First a primer on the US subprime crisis which triggered the financial meltdown of 2007-2008. Borrowers with weak credit histories and dubious repayment capacity were encouraged by financial institutions to take on difficult mortgages. The sweetener was long-term trend of rising housing prices, and risks of a market downturn was never in the equation. Like everything else, the property market has boom and bust cycles. When home prices did fail, consumer wealth evaporated, and pulled down the banking institutions and their fancy refinancing cocktails.

What Mah Bow Tan has been flogging to the market is the housing equivalent of the toxic Lehman products, instruments packaging financial risk in esoteric derivatives and complex collateralized debt obligations. Seduced by promises of high returns of a resale market, potential home owners ignored or were ignorant of the risks of housing and credit bubbles. The scam is more pernicious in the Singapore context since the CPF fund which is the lifeline for retirement is depleted by 20 to 25 year loan repayments. Asset rich, cash poor, those caught in the ponzi scheme can either starve to death in the highrise pigeon holes or head for the MRT tracks. Now you know why LTA are in no hurry to install the safety barriers.

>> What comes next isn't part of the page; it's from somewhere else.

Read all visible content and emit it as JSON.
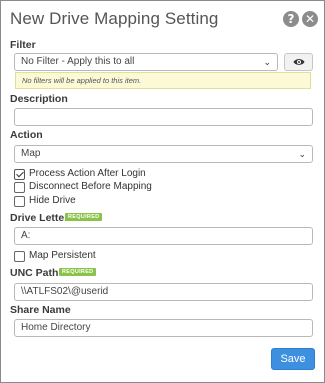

For the new HDB pricing to work, the current resale schemes may have to be jetisoned, hopefully along with the Minister. After all, HDB flats are on lease, outright purchase was never in the contract in the first place. HDB flats should be for residential purpose, not speculative intent. You want o gamble, go to the casinos.  If the flat owners decide to the relinquish the unit, say for an upgrade to accommodate a growing family, it can be resold to HDB at cost plus interest, equivalent to what CPF demands when the loan quantum is returned to the CPF account. And what kind of numbers can we expect? According to a link provided by a reader, the average cost to build a flat unit ranges from $110,752 (Jian Huang Construction, 465 Dwelling Units at Jurong West) to $179,314 (Tiong Seng Contractors, 1072 Dwelling Units at Punggol West). Which is significantly different from Mah's number of $300,000 a flat. The Workers' Party's proposal is definitely worthy of consideration.


  1. Please read this...& the video is very compelling...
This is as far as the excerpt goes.